Book Neural Network Design

Download or read book Neural Network Design written by Martin T. Hagan and published by . This book was released on 2003 with total page pages. Available in PDF, EPUB and Kindle. Book excerpt:

Book Bio Inspired Systems  Computational and Ambient Intelligence

Download or read book Bio Inspired Systems Computational and Ambient Intelligence written by Joan Cabestany and published by Springer. This book was released on 2009-06-05 with total page 1403 pages. Available in PDF, EPUB and Kindle. Book excerpt: This volume presents the set of final accepted papers for the tenth edition of the IWANN conference “International Work-Conference on Artificial neural Networks” held in Salamanca (Spain) during June 10–12, 2009. IWANN is a biennial conference focusing on the foundations, theory, models and applications of systems inspired by nature (mainly, neural networks, evolutionary and soft-computing systems). Since the first edition in Granada (LNCS 540, 1991), the conference has evolved and matured. The list of topics in the successive Call for - pers has also evolved, resulting in the following list for the present edition: 1. Mathematical and theoretical methods in computational intelligence.
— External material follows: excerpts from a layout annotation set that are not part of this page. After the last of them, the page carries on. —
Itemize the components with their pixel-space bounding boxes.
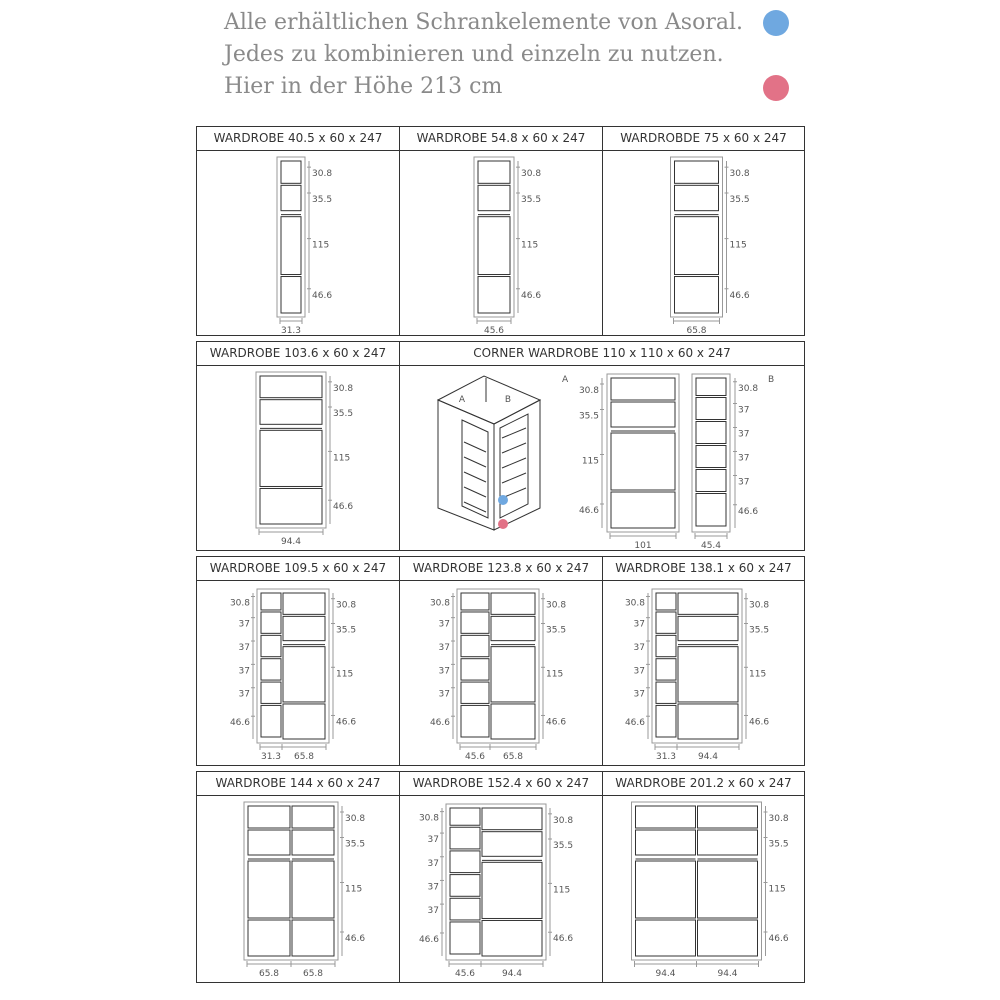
compartment-hanging <box>698 861 758 918</box>
dimension-label: 46.6 <box>624 718 645 729</box>
shelf-compartment <box>656 635 676 656</box>
compartment-upper <box>292 830 334 855</box>
compartment-bottom <box>482 920 542 956</box>
compartment-bottom <box>283 704 325 739</box>
wardrobe-cell-152-4 <box>399 771 603 983</box>
carcass-frame <box>244 802 338 960</box>
compartment-hanging <box>478 217 510 275</box>
dimension-label: 46.6 <box>553 934 574 945</box>
compartment-top <box>678 593 738 614</box>
width-label: 94.4 <box>697 752 719 762</box>
corner-shelf-line <box>464 472 486 482</box>
dimension-label: 115 <box>553 885 571 896</box>
shelf-compartment <box>261 705 281 737</box>
shelf-compartment <box>656 682 676 703</box>
dimension-label: 37 <box>438 619 450 630</box>
dimension-label: 37 <box>633 666 645 677</box>
dimension-label: 46.6 <box>336 717 357 728</box>
dimension-label: 46.6 <box>521 290 542 301</box>
wardrobe-title: WARDROBE 54.8 x 60 x 247 <box>400 127 602 151</box>
compartment-bottom <box>281 277 301 313</box>
dimension-label: 30.8 <box>333 383 354 394</box>
shelf-compartment <box>696 470 726 492</box>
wardrobe-title: CORNER WARDROBE 110 x 110 x 60 x 247 <box>400 342 804 366</box>
corner-wardrobe-cell <box>399 341 805 551</box>
wardrobe-cell-123-8 <box>399 556 603 766</box>
corner-shelf-line <box>464 487 486 497</box>
intro-line-2: Jedes zu kombinieren und einzeln zu nutzen. <box>224 42 724 67</box>
width-label: 94.4 <box>501 969 523 979</box>
wardrobe-title: WARDROBE 103.6 x 60 x 247 <box>197 342 399 366</box>
dimension-label: 35.5 <box>729 195 750 205</box>
dimension-label: 115 <box>729 240 747 251</box>
shelf-compartment <box>261 593 281 610</box>
compartment-hanging <box>260 430 322 486</box>
wardrobe-drawing <box>197 557 401 767</box>
corner-shelf-line <box>464 502 486 512</box>
dimension-label: 46.6 <box>768 934 789 944</box>
shelf-compartment <box>656 659 676 680</box>
dimension-label: 30.8 <box>624 598 645 609</box>
wardrobe-drawing <box>197 772 401 984</box>
corner-shelf-line <box>464 457 486 467</box>
dimension-label: 37 <box>238 643 250 654</box>
compartment-upper <box>478 185 510 210</box>
compartment-bottom <box>611 492 675 528</box>
dimension-label: 37 <box>633 619 645 630</box>
width-label: 65.8 <box>686 326 707 336</box>
compartment-hanging <box>292 861 334 918</box>
dimension-label: 30.8 <box>553 815 574 826</box>
shelf-compartment <box>450 922 480 954</box>
corner-part-b-label: B <box>504 395 512 405</box>
width-label: 45.6 <box>454 969 476 979</box>
corner-part-b-label: B <box>768 375 775 385</box>
shelf-compartment <box>261 612 281 633</box>
dimension-label: 37 <box>633 643 645 654</box>
dimension-label: 35.5 <box>578 411 599 422</box>
dimension-label: 30.8 <box>768 814 789 824</box>
dimension-label: 46.6 <box>345 934 366 944</box>
dimension-label: 46.6 <box>229 718 250 729</box>
compartment-upper <box>636 830 696 855</box>
shelf-compartment <box>261 635 281 656</box>
dimension-label: 35.5 <box>553 841 574 851</box>
corner-left-face <box>438 400 494 530</box>
dimension-label: 35.5 <box>336 625 357 636</box>
dimension-label: 46.6 <box>546 717 567 728</box>
wardrobe-title: WARDROBE 138.1 x 60 x 247 <box>603 557 804 581</box>
dimension-label: 37 <box>738 477 750 488</box>
dimension-label: 35.5 <box>345 839 366 850</box>
dimension-label: 35.5 <box>768 839 789 850</box>
dimension-label: 46.6 <box>312 290 333 301</box>
width-label: 65.8 <box>293 752 315 762</box>
compartment-hanging <box>482 862 542 918</box>
compartment-top <box>491 593 535 614</box>
dimension-label: 37 <box>238 619 250 630</box>
shelf-compartment <box>696 446 726 468</box>
compartment-hanging <box>248 861 290 918</box>
dimension-label: 30.8 <box>345 814 366 824</box>
width-label: 101 <box>634 541 652 551</box>
corner-part-a-label: A <box>458 395 466 405</box>
compartment-top <box>478 161 510 183</box>
shelf-compartment <box>261 659 281 680</box>
shelf-compartment <box>461 612 489 633</box>
wardrobe-title: WARDROBE 109.5 x 60 x 247 <box>197 557 399 581</box>
shelf-compartment <box>450 898 480 920</box>
corner-part-a-label: A <box>562 375 569 385</box>
dimension-label: 35.5 <box>749 625 770 636</box>
corner-shelf-line <box>464 442 486 452</box>
wardrobe-title: WARDROBE 201.2 x 60 x 247 <box>603 772 804 796</box>
dimension-label: 30.8 <box>729 169 750 180</box>
width-label: 31.3 <box>260 752 282 762</box>
compartment-hanging <box>636 861 696 918</box>
compartment-bottom <box>292 920 334 956</box>
dimension-label: 30.8 <box>336 600 357 611</box>
carcass-frame <box>256 372 326 528</box>
dimension-label: 37 <box>738 453 750 464</box>
width-label: 45.4 <box>700 541 722 551</box>
compartment-upper <box>698 830 758 855</box>
width-label: 65.8 <box>502 752 524 762</box>
compartment-bottom <box>675 277 719 313</box>
dimension-label: 35.5 <box>546 625 567 636</box>
compartment-upper <box>482 832 542 857</box>
compartment-bottom <box>248 920 290 956</box>
dimension-label: 115 <box>336 669 354 680</box>
corner-shelf-line <box>502 443 526 453</box>
dimension-label: 37 <box>438 643 450 654</box>
width-label: 94.4 <box>717 969 738 979</box>
intro-line-3: Hier in der Höhe 213 cm <box>224 74 503 99</box>
compartment-top <box>260 376 322 398</box>
dimension-label: 46.6 <box>333 502 354 513</box>
shelf-compartment <box>450 851 480 873</box>
corner-shelf-line <box>502 458 526 468</box>
compartment-bottom <box>491 704 535 739</box>
dimension-label: 37 <box>238 689 250 700</box>
wardrobe-cell-54-8 <box>399 126 603 336</box>
wardrobe-cell-138-1 <box>602 556 805 766</box>
compartment-top <box>636 806 696 828</box>
width-label: 31.3 <box>280 326 302 336</box>
shelf-compartment <box>461 659 489 680</box>
compartment-bottom <box>678 704 738 739</box>
dimension-label: 30.8 <box>429 598 450 609</box>
dimension-label: 115 <box>312 240 330 251</box>
dimension-label: 115 <box>768 884 786 895</box>
dimension-label: 115 <box>345 884 363 895</box>
dimension-label: 37 <box>633 689 645 700</box>
wardrobe-cell-40-5 <box>196 126 400 336</box>
shelf-compartment <box>461 682 489 703</box>
dimension-label: 46.6 <box>418 934 439 945</box>
shelf-compartment <box>461 635 489 656</box>
compartment-hanging <box>283 647 325 702</box>
blue-dot-marker <box>498 495 508 505</box>
compartment-bottom <box>636 920 696 956</box>
dimension-label: 115 <box>521 240 539 251</box>
dimension-label: 30.8 <box>738 383 759 394</box>
width-label: 45.6 <box>464 752 486 762</box>
shelf-compartment <box>461 593 489 610</box>
corner-shelf-line <box>502 473 526 483</box>
dimension-label: 37 <box>438 689 450 700</box>
dimension-label: 30.8 <box>418 813 439 824</box>
compartment-hanging <box>281 217 301 275</box>
dimension-label: 37 <box>427 858 439 869</box>
corner-shelf-line <box>502 428 526 438</box>
wardrobe-cell-201-2 <box>602 771 805 983</box>
compartment-top <box>248 806 290 828</box>
corner-wardrobe-drawing <box>400 342 806 552</box>
red-dot-marker <box>498 519 508 529</box>
compartment-bottom <box>698 920 758 956</box>
wardrobe-drawing <box>400 557 604 767</box>
compartment-hanging <box>491 647 535 702</box>
dimension-label: 46.6 <box>729 290 750 301</box>
compartment-upper <box>611 402 675 427</box>
dimension-label: 30.8 <box>312 169 333 180</box>
shelf-compartment <box>696 494 726 527</box>
carcass-frame <box>632 802 762 960</box>
compartment-upper <box>675 185 719 210</box>
wardrobe-title: WARDROBE 40.5 x 60 x 247 <box>197 127 399 151</box>
dimension-label: 37 <box>738 405 750 416</box>
dimension-label: 115 <box>581 456 599 467</box>
width-label: 94.4 <box>655 969 676 979</box>
carcass-frame <box>607 374 679 532</box>
width-label: 65.8 <box>258 969 280 979</box>
dimension-label: 46.6 <box>429 718 450 729</box>
shelf-compartment <box>461 705 489 737</box>
dimension-label: 37 <box>427 835 439 846</box>
dimension-label: 35.5 <box>333 409 354 419</box>
wardrobe-drawing <box>400 772 604 984</box>
dimension-label: 115 <box>546 669 564 680</box>
wardrobe-title: WARDROBE 123.8 x 60 x 247 <box>400 557 602 581</box>
shelf-compartment <box>696 422 726 444</box>
compartment-top <box>698 806 758 828</box>
compartment-top <box>611 378 675 400</box>
compartment-upper <box>260 400 322 425</box>
compartment-bottom <box>478 277 510 313</box>
shelf-compartment <box>696 398 726 420</box>
wardrobe-title: WARDROBE 144 x 60 x 247 <box>197 772 399 796</box>
dimension-label: 30.8 <box>749 600 770 611</box>
compartment-hanging <box>675 217 719 275</box>
dimension-label: 35.5 <box>312 195 333 205</box>
compartment-upper <box>281 185 301 210</box>
compartment-bottom <box>260 488 322 524</box>
dimension-label: 115 <box>749 669 767 680</box>
dimension-label: 37 <box>427 906 439 917</box>
compartment-upper <box>283 616 325 640</box>
compartment-top <box>281 161 301 183</box>
compartment-top <box>675 161 719 183</box>
dimension-label: 37 <box>738 429 750 440</box>
dimension-label: 30.8 <box>521 169 542 180</box>
shelf-compartment <box>450 808 480 825</box>
width-label: 94.4 <box>280 537 302 547</box>
compartment-hanging <box>611 433 675 490</box>
shelf-compartment <box>696 378 726 396</box>
blue-dot-marker <box>763 10 789 36</box>
dimension-label: 37 <box>438 666 450 677</box>
dimension-label: 115 <box>333 453 351 464</box>
compartment-top <box>482 808 542 830</box>
dimension-label: 46.6 <box>738 506 759 517</box>
width-label: 65.8 <box>302 969 324 979</box>
compartment-upper <box>678 616 738 640</box>
dimension-label: 30.8 <box>546 600 567 611</box>
shelf-compartment <box>261 682 281 703</box>
dimension-label: 30.8 <box>229 598 250 609</box>
wardrobe-drawing <box>603 557 806 767</box>
wardrobe-cell-75 <box>602 126 805 336</box>
shelf-compartment <box>450 827 480 849</box>
carcass-frame <box>671 157 723 317</box>
wardrobe-drawing <box>197 342 401 552</box>
red-dot-marker <box>763 75 789 101</box>
wardrobe-drawing <box>197 127 401 337</box>
width-label: 31.3 <box>655 752 677 762</box>
shelf-compartment <box>656 593 676 610</box>
compartment-top <box>283 593 325 614</box>
dimension-label: 46.6 <box>578 506 599 516</box>
compartment-hanging <box>678 647 738 702</box>
dimension-label: 37 <box>238 666 250 677</box>
dimension-label: 46.6 <box>749 717 770 728</box>
shelf-compartment <box>656 705 676 737</box>
dimension-label: 30.8 <box>578 386 599 396</box>
wardrobe-cell-103-6 <box>196 341 400 551</box>
dimension-label: 37 <box>427 882 439 893</box>
wardrobe-drawing <box>603 772 806 984</box>
carcass-frame <box>474 157 514 317</box>
wardrobe-title: WARDROBE 152.4 x 60 x 247 <box>400 772 602 796</box>
compartment-upper <box>248 830 290 855</box>
shelf-compartment <box>450 875 480 897</box>
compartment-upper <box>491 616 535 640</box>
dimension-label: 35.5 <box>521 195 542 205</box>
width-label: 45.6 <box>483 326 505 336</box>
shelf-compartment <box>656 612 676 633</box>
corner-top-face <box>438 376 540 424</box>
wardrobe-drawing <box>603 127 806 337</box>
wardrobe-cell-109-5 <box>196 556 400 766</box>
compartment-top <box>292 806 334 828</box>
wardrobe-cell-144 <box>196 771 400 983</box>
wardrobe-drawing <box>400 127 604 337</box>
wardrobe-title: WARDROBDE 75 x 60 x 247 <box>603 127 804 151</box>
intro-line-1: Alle erhältlichen Schrankelemente von Asoral. <box>224 10 744 35</box>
C- plex and social systems. Evolutionary and genetic algorithms. Fuzzy logic. Mathematics for neural networks. RBF structures. Self-organizing networks and methods. Support vector machines. 2. Neurocomputational formulations. Single-neuron modelling. Perceptual m- elling. System-level neural modelling. Spiking neurons. Models of biological learning. 3. Learning and adaptation. Adaptive systems. Imitation learning. Reconfig- able systems. Supervised, non-supervised, reinforcement and statistical al- rithms. 4. Emulation of cognitive functions. Decision making. Multi-agent systems. S- sor mesh. Natural language. Pattern recognition. Perceptual and motor functions (visual, auditory, tactile, virtual reality, etc.). Robotics. Planning motor control. 5. Bio-inspired systems and neuro-engineering. Embedded intelligent systems. Evolvable computing. Evolving hardware. Microelectronics for neural, fuzzy and bio-inspired systems. Neural prostheses. Retinomorphic systems. Bra- computer interfaces (BCI). Nanosystems. Nanocognitive systems.